The third and fifth term of an arithmetic progression are 10 and-10 respectively.
a)Determine the first and the common difference
t3 = a + 2d = 10
t5 = a + 4d = -10
-a -2d = -10
a + 4d = -10
2d = -20
d = -10
a + 2(-10) = 10
a -20 = 10
a = 30; d = -2
b)The sum of the first 15 terms
I am stuck here for b.
In your last line you have
a = 30, d = -2
but you had found d = -10, which is correct
so a = 30, d = -10
sum(n) = (n/2)(2a + (n-1)d ) , you should know that formula
sum(15) = (15/2)(60 + 14(-10))
= -600
Like it thanks
To find the sum of the first 15 terms of an arithmetic progression, you can use the formula for the sum of an arithmetic series:
Sn = n/2(2a + (n-1)d)
Where:
- Sn is the sum of the first n terms,
- a is the first term,
- d is the common difference, and
- n is the number of terms.
In this case, we know that:
- a = 30 (from part a),
- d = -2 (from part a), and
- n = 15 (we want to find the sum of the first 15 terms).

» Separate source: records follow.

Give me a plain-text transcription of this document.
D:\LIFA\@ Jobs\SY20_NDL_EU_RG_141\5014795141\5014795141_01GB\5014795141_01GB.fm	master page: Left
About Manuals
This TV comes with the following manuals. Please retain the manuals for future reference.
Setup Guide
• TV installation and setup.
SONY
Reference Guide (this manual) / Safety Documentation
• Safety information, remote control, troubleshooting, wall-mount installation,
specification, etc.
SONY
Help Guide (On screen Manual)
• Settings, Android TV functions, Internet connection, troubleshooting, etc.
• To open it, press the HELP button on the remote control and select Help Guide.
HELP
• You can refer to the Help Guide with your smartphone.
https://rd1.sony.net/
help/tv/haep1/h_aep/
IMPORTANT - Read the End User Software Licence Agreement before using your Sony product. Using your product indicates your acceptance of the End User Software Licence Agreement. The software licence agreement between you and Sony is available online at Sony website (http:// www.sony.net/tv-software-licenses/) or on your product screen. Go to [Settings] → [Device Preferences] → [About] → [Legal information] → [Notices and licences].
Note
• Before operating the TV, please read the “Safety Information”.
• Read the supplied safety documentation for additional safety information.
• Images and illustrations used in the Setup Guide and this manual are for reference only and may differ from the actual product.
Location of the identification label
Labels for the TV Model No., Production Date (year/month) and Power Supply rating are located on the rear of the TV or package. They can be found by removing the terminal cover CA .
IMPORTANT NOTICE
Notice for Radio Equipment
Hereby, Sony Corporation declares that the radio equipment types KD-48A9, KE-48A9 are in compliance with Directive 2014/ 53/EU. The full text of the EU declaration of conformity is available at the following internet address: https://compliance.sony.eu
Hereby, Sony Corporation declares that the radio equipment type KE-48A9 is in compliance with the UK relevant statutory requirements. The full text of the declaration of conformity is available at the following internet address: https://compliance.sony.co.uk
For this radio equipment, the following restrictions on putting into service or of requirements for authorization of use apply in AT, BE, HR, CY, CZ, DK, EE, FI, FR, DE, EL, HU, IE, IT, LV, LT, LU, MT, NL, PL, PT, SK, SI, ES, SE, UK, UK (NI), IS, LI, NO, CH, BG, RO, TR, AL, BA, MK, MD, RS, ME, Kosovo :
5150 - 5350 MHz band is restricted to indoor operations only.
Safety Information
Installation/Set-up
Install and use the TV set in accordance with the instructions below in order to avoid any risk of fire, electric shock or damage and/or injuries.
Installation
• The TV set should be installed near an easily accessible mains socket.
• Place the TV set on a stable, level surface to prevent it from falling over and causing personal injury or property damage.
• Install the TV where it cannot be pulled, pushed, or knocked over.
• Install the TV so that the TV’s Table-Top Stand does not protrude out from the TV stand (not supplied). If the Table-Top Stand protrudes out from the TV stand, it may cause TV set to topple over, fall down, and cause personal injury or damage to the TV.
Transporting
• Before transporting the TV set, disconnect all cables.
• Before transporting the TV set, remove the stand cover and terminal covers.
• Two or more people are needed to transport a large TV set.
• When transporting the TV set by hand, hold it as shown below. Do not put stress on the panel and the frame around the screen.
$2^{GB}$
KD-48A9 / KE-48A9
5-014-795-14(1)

Plugging these values into the formula, we get:
S15 = 15/2(2(30) + (15-1)(-2))
Simplifying further:
S15 = 15/2(60 + 14(-2))
S15 = 15/2(60 - 28)
S15 = 15/2(32)
S15 = 15/2 * 32/1
S15 = 240
Therefore, the sum of the first 15 terms of the arithmetic progression is 240.
To find the sum of the first 15 terms of an arithmetic progression, you can use the formula:
Sn = (n/2)(2a + (n-1)d)
Where:
- Sn represents the sum of the first n terms
- n represents the number of terms
- a represents the first term
- d represents the common difference
In this case, you know that the first term (a) is 30 and the common difference (d) is -10.
Now, substitute these values into the formula and solve for Sn:
Sn = (15/2)(2(30) + (15-1)(-10))
= (15/2)(60 + 14(-10))
= (15/2)(60 - 140)
= (15/2)(-80)
= 15 * -40
= -600
Therefore, the sum of the first 15 terms of this arithmetic progression is -600.